Answer :
To find the extreme values of the function [tex]y = 12x^5 - 45x^4 + 40x^3[/tex], we need to find its critical points where the first derivative is zero or undefined and then determine the nature of these critical points by using the second derivative test.
Step 1: Find the first derivative
First, let's find the derivative of the function with respect to [tex]x[/tex]:
[tex]y' = \frac{d}{dx}(12x^5 - 45x^4 + 40x^3)[/tex]

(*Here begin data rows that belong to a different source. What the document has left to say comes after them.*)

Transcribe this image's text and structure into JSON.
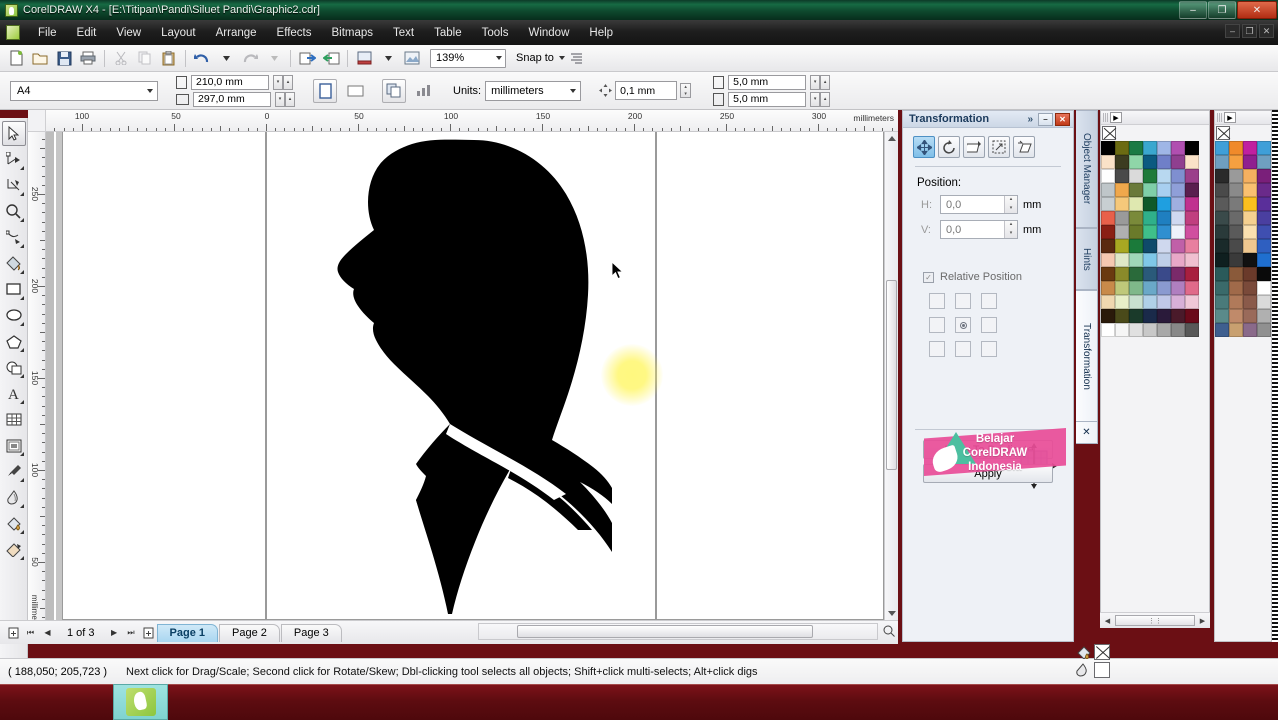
{
  "window": {
    "title": "CorelDRAW X4 - [E:\\Titipan\\Pandi\\Siluet Pandi\\Graphic2.cdr]",
    "minimize_label": "–",
    "restore_label": "❐",
    "close_label": "✕",
    "mdi_minimize": "–",
    "mdi_restore": "❐",
    "mdi_close": "✕"
  },
  "menu": {
    "items": [
      {
        "label": "File"
      },
      {
        "label": "Edit"
      },
      {
        "label": "View"
      },
      {
        "label": "Layout"
      },
      {
        "label": "Arrange"
      },
      {
        "label": "Effects"
      },
      {
        "label": "Bitmaps"
      },
      {
        "label": "Text"
      },
      {
        "label": "Table"
      },
      {
        "label": "Tools"
      },
      {
        "label": "Window"
      },
      {
        "label": "Help"
      }
    ]
  },
  "toolbar": {
    "icons": [
      {
        "name": "new-document-icon"
      },
      {
        "name": "open-document-icon"
      },
      {
        "name": "save-icon"
      },
      {
        "name": "print-icon"
      },
      {
        "name": "cut-icon"
      },
      {
        "name": "copy-icon"
      },
      {
        "name": "paste-icon"
      },
      {
        "name": "undo-icon"
      },
      {
        "name": "redo-icon"
      },
      {
        "name": "import-icon"
      },
      {
        "name": "export-icon"
      },
      {
        "name": "launch-icon"
      },
      {
        "name": "application-icon"
      }
    ],
    "zoom_level": "139%",
    "snap_to_label": "Snap to",
    "options_icon": "options-icon"
  },
  "propertybar": {
    "paper_type": "A4",
    "paper_width": "210,0 mm",
    "paper_height": "297,0 mm",
    "orientation_portrait_icon": "portrait-icon",
    "orientation_landscape_icon": "landscape-icon",
    "page_all_icon": "apply-all-pages-icon",
    "page_current_icon": "apply-current-page-icon",
    "units_label": "Units:",
    "units_value": "millimeters",
    "nudge_value": "0,1 mm",
    "duplicate_x": "5,0 mm",
    "duplicate_y": "5,0 mm"
  },
  "toolbox": {
    "tools": [
      {
        "name": "pick-tool",
        "active": true
      },
      {
        "name": "shape-tool",
        "active": false
      },
      {
        "name": "crop-tool",
        "active": false
      },
      {
        "name": "zoom-tool",
        "active": false
      },
      {
        "name": "freehand-tool",
        "active": false
      },
      {
        "name": "smart-fill-tool",
        "active": false
      },
      {
        "name": "rectangle-tool",
        "active": false
      },
      {
        "name": "ellipse-tool",
        "active": false
      },
      {
        "name": "polygon-tool",
        "active": false
      },
      {
        "name": "basic-shapes-tool",
        "active": false
      },
      {
        "name": "text-tool",
        "active": false
      },
      {
        "name": "table-tool",
        "active": false
      },
      {
        "name": "interactive-blend-tool",
        "active": false
      },
      {
        "name": "eyedropper-tool",
        "active": false
      },
      {
        "name": "outline-tool",
        "active": false
      },
      {
        "name": "fill-tool",
        "active": false
      },
      {
        "name": "interactive-fill-tool",
        "active": false
      }
    ]
  },
  "rulers": {
    "units": "millimeters",
    "horizontal_labels": [
      "100",
      "50",
      "0",
      "50",
      "100",
      "150",
      "200",
      "250",
      "300"
    ],
    "vertical_labels": [
      "250",
      "200",
      "150",
      "100",
      "50"
    ]
  },
  "canvas": {
    "artwork_name": "man-profile-silhouette",
    "cursor_name": "mouse-cursor"
  },
  "pagebar": {
    "new_page_icon": "new-page-icon",
    "first_icon": "⏮",
    "prev_icon": "◀",
    "next_icon": "▶",
    "last_icon": "⏭",
    "add_page_icon": "add-page-icon",
    "counter": "1 of 3",
    "tabs": [
      {
        "label": "Page 1",
        "active": true
      },
      {
        "label": "Page 2",
        "active": false
      },
      {
        "label": "Page 3",
        "active": false
      }
    ]
  },
  "docker": {
    "title": "Transformation",
    "chevron": "»",
    "minimize_label": "–",
    "close_label": "✕",
    "modes": [
      {
        "name": "position-mode",
        "active": true
      },
      {
        "name": "rotate-mode",
        "active": false
      },
      {
        "name": "scale-mirror-mode",
        "active": false
      },
      {
        "name": "size-mode",
        "active": false
      },
      {
        "name": "skew-mode",
        "active": false
      }
    ],
    "position_label": "Position:",
    "h_label": "H:",
    "h_value": "0,0",
    "h_unit": "mm",
    "v_label": "V:",
    "v_value": "0,0",
    "v_unit": "mm",
    "relative_position_label": "Relative Position",
    "relative_position_checked": "✓",
    "apply_to_duplicate_label": "Apply To Duplicate",
    "apply_label": "Apply",
    "tabs": [
      {
        "label": "Object Manager",
        "active": false
      },
      {
        "label": "Hints",
        "active": false
      },
      {
        "label": "Transformation",
        "active": true
      }
    ],
    "tab_close": "✕"
  },
  "watermark": {
    "line1": "Belajar",
    "line2": "CorelDRAW",
    "line3": "Indonesia",
    "color": "#e84d98"
  },
  "palette": {
    "menu_icon": "▶",
    "none_swatch_name": "no-color-swatch",
    "nav_left": "◀",
    "nav_right": "▶",
    "nav_more": "⋮⋮",
    "columns": [
      {
        "rows": [
          [
            "#000000",
            "#6b6b12",
            "#1b7a44",
            "#3aa7cf",
            "#9fb6e6",
            "#b04fb0"
          ],
          [
            "#fae2c8",
            "#3c3c20",
            "#8fd6a8",
            "#0b5a80",
            "#6f7fc8",
            "#8f3f8f"
          ],
          [
            "#ffffff",
            "#4a4a4a",
            "#dadada",
            "#1f7a3a",
            "#b8d8f0",
            "#7f8fd0",
            "#9b3f8b"
          ],
          [
            "#bfc6c9",
            "#f0a84c",
            "#6a7a3a",
            "#7fcfa8",
            "#a8cff0",
            "#8f9fd8",
            "#5a1f4f"
          ],
          [
            "#c8cfd2",
            "#f5c87a",
            "#dfe8b0",
            "#0f5a2a",
            "#1f9fe0",
            "#9fafe0",
            "#c0308f"
          ],
          [
            "#e8604a",
            "#9a9a9a",
            "#7a8a3a",
            "#2fb08a",
            "#1f7fc0",
            "#cfd8f0",
            "#c03f7f"
          ],
          [
            "#8a1f14",
            "#b0b0b0",
            "#6a7a2a",
            "#3fbf8a",
            "#2f8fd0",
            "#eef2fb",
            "#d04f9f"
          ],
          [
            "#5a2a10",
            "#a8a822",
            "#1b7a3a",
            "#0f4a6a",
            "#cfd8ee",
            "#c060a8",
            "#e87f9f"
          ],
          [
            "#f5c8b0",
            "#dfe8c8",
            "#9fd8b8",
            "#7fc8e8",
            "#bfcfe8",
            "#e8a8c8",
            "#f0c0d0"
          ],
          [
            "#6a3a10",
            "#8a8a2a",
            "#2a6a3a",
            "#2a5a7a",
            "#3a4a8a",
            "#7a2a6a",
            "#a81f3f"
          ],
          [
            "#c88a4a",
            "#bfc87a",
            "#7fb88a",
            "#6aa8c8",
            "#8a9ad0",
            "#b07fc0",
            "#e06a8a"
          ],
          [
            "#f0d8b0",
            "#e8efc8",
            "#c8e0cf",
            "#b0d0e8",
            "#c0c8e8",
            "#d8b0d8",
            "#f0c8d8"
          ],
          [
            "#2a1a0a",
            "#4a4a1a",
            "#1a3a2a",
            "#1a2a4a",
            "#2a1a3a",
            "#4a1a2a",
            "#6a0a1a"
          ],
          [
            "#ffffff",
            "#f5f5f5",
            "#e0e0e0",
            "#c8c8c8",
            "#a8a8a8",
            "#888888",
            "#585858"
          ]
        ]
      },
      {
        "rows": [
          [
            "#3f9fd8",
            "#f08a2a",
            "#c020a0"
          ],
          [
            "#6f9fc0",
            "#f5a040",
            "#8f1f8f"
          ],
          [
            "#2a2a2a",
            "#9a9a9a",
            "#f5b060",
            "#7a1f7a"
          ],
          [
            "#4a4a4a",
            "#8a8a8a",
            "#fac070",
            "#6a2a8a"
          ],
          [
            "#5a5a5a",
            "#7a7a7a",
            "#fbbf1f",
            "#5a2f9a"
          ],
          [
            "#3a4a4a",
            "#6a6a6a",
            "#f5d090",
            "#4a3fa0"
          ],
          [
            "#2a3a3a",
            "#5a5a5a",
            "#fae0b0",
            "#3f4fb0"
          ],
          [
            "#1a2a2a",
            "#4a4a4a",
            "#f0c890",
            "#2f5fc0"
          ],
          [
            "#0f1f1f",
            "#3a3a3a",
            "#111111",
            "#1f6fd0"
          ],
          [
            "#2a5a5a",
            "#8a5a3a",
            "#6a3a2a",
            "#0a0a0a"
          ],
          [
            "#3a6a6a",
            "#a06a4a",
            "#7a4a3a",
            "#ffffff"
          ],
          [
            "#4a7a7a",
            "#b07a5a",
            "#8a5a4a",
            "#dadada"
          ],
          [
            "#5a8a8a",
            "#c08a6a",
            "#9a6a5a",
            "#b0b0b0"
          ],
          [
            "#3f5f8f",
            "#c8a070",
            "#8a6a8a",
            "#909090"
          ]
        ]
      }
    ]
  },
  "statusbar": {
    "coordinates": "( 188,050; 205,723 )",
    "hint": "Next click for Drag/Scale; Second click for Rotate/Skew; Dbl-clicking tool selects all objects; Shift+click multi-selects; Alt+click digs",
    "fill_icon": "fill-icon",
    "outline_icon": "outline-icon",
    "fill_value_name": "no-fill-swatch",
    "outline_value_name": "white-outline-swatch"
  },
  "taskbar": {
    "item_name": "coreldraw-taskbar-item"
  }
}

[tex]y' = 60x^4 - 180x^3 + 120x^2[/tex]
Step 2: Find the critical points
To find the critical points, set the derivative equal to zero and solve for [tex]x[/tex]:
[tex]60x^4 - 180x^3 + 120x^2 = 0[/tex]
Factor out the greatest common factor:
[tex]60x^2(x^2 - 3x + 2) = 0[/tex]
Set each factor to zero:
[tex]60x^2 = 0[/tex] leads to [tex]x = 0[/tex].
[tex]x^2 - 3x + 2 = 0[/tex] is a quadratic equation which can be factored as:
[tex](x - 1)(x - 2) = 0[/tex]
This gives [tex]x = 1[/tex] and [tex]x = 2[/tex].

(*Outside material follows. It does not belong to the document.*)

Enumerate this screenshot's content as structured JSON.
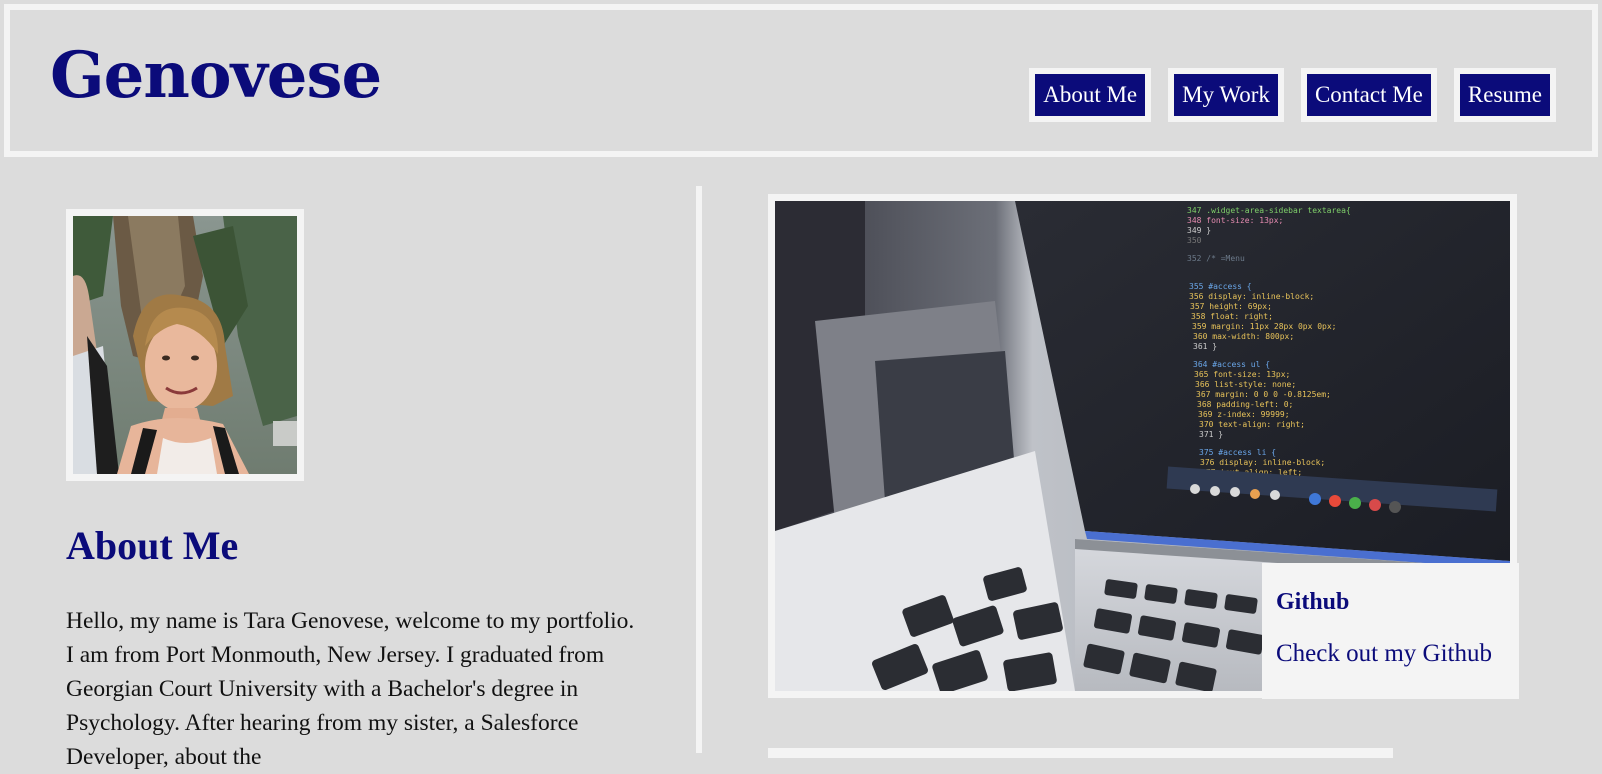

The critical points are [tex]x = 0, 1, 2[/tex].
Step 3: Use the second derivative test
Calculate the second derivative:
[tex]y'' = \frac{d^2}{dx^2}(12x^5 - 45x^4 + 40x^3)[/tex]

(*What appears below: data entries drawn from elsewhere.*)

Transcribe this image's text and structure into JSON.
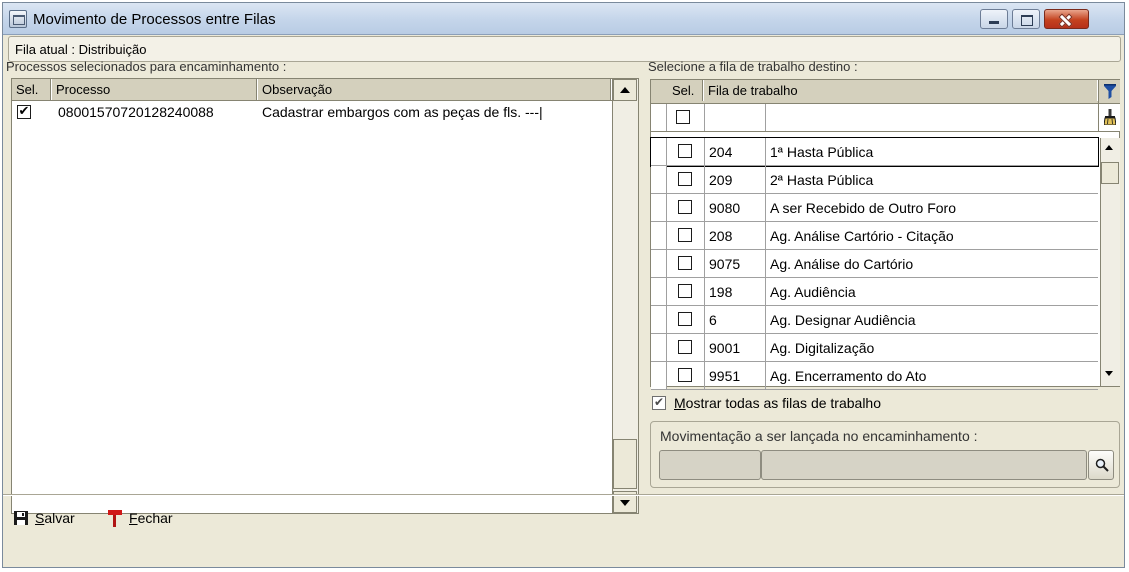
{
  "window": {
    "title": "Movimento de Processos entre Filas"
  },
  "fila_atual": "Fila atual : Distribuição",
  "left_panel": {
    "caption": "Processos selecionados para encaminhamento :",
    "columns": [
      "Sel.",
      "Processo",
      "Observação"
    ],
    "rows": [
      {
        "selected": true,
        "processo": "08001570720128240088",
        "observacao": "Cadastrar embargos com as peças de fls. ---|"
      }
    ]
  },
  "right_panel": {
    "caption": "Selecione a fila de trabalho destino :",
    "columns": [
      "Sel.",
      "Fila de trabalho"
    ],
    "rows": [
      {
        "code": "204",
        "name": "1ª Hasta Pública",
        "selected": false
      },
      {
        "code": "209",
        "name": "2ª Hasta Pública",
        "selected": false
      },
      {
        "code": "9080",
        "name": "A ser Recebido de Outro Foro",
        "selected": false
      },
      {
        "code": "208",
        "name": "Ag. Análise Cartório - Citação",
        "selected": false
      },
      {
        "code": "9075",
        "name": "Ag. Análise do Cartório",
        "selected": false
      },
      {
        "code": "198",
        "name": "Ag. Audiência",
        "selected": false
      },
      {
        "code": "6",
        "name": "Ag. Designar Audiência",
        "selected": false
      },
      {
        "code": "9001",
        "name": "Ag. Digitalização",
        "selected": false
      },
      {
        "code": "9951",
        "name": "Ag. Encerramento do Ato",
        "selected": false
      }
    ],
    "show_all": {
      "checked": true,
      "accel": "M",
      "label_rest": "ostrar todas as filas de trabalho"
    },
    "movimentacao_label": "Movimentação a ser lançada no encaminhamento :"
  },
  "toolbar": {
    "salvar": {
      "accel": "S",
      "rest": "alvar"
    },
    "fechar": {
      "accel": "F",
      "rest": "echar"
    }
  },
  "icons": {
    "app": "window-icon",
    "filter": "funnel-filter-icon",
    "clear_filter": "broom-icon",
    "search": "magnifier-icon",
    "save": "floppy-disk-icon",
    "close": "red-flag-icon"
  },
  "colors": {
    "title_bar": "#c4d5ea",
    "window_bg": "#ece9d8",
    "close_button": "#c4421f",
    "filter_icon": "#1f4fa3",
    "fechar_icon": "#d01818"
  }
}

[tex]y'' = 240x^3 - 540x^2 + 240x[/tex]
To determine the nature of each critical point, substitute the value of [tex]x[/tex] into the second derivative:
For [tex]x = 0[/tex]:
[tex]y''(0) = 240(0)^3 - 540(0)^2 + 240(0) = 0[/tex]
The second derivative test is inconclusive. Further analysis such as the first derivative test is needed.
For [tex]x = 1[/tex]:
[tex]y''(1) = 240(1)^3 - 540(1)^2 + 240(1)[/tex]
[tex]y''(1) = 240 - 540 + 240 = -60[/tex]
Since [tex]y''(1) < 0[/tex], [tex]x = 1[/tex] is a local maximum.
For [tex]x = 2[/tex]:
[tex]y''(2) = 240(2)^3 - 540(2)^2 + 240(2)[/tex]
[tex]y''(2) = 1920 - 2160 + 480 = 240[/tex]
Since [tex]y''(2) > 0[/tex], [tex]x = 2[/tex] is a local minimum.
The extreme values occur at [tex]x = 1[/tex] (local maximum) and [tex]x = 2[/tex] (local minimum). To find the actual extreme values, substitute [tex]x = 1[/tex] and [tex]x = 2[/tex] back into the original function [tex]y[/tex].
[tex]y(1) = 12(1)^5 - 45(1)^4 + 40(1)^3 = 12 - 45 + 40 = 7[/tex] (local maximum)
[tex]y(2) = 12(2)^5 - 45(2)^4 + 40(2)^3 = 384 - 720 + 320 = -16[/tex] (local minimum)
Thus, the local maximum value is [tex]y = 7[/tex] at [tex]x = 1[/tex], and the local minimum value is [tex]y = -16[/tex] at [tex]x = 2[/tex].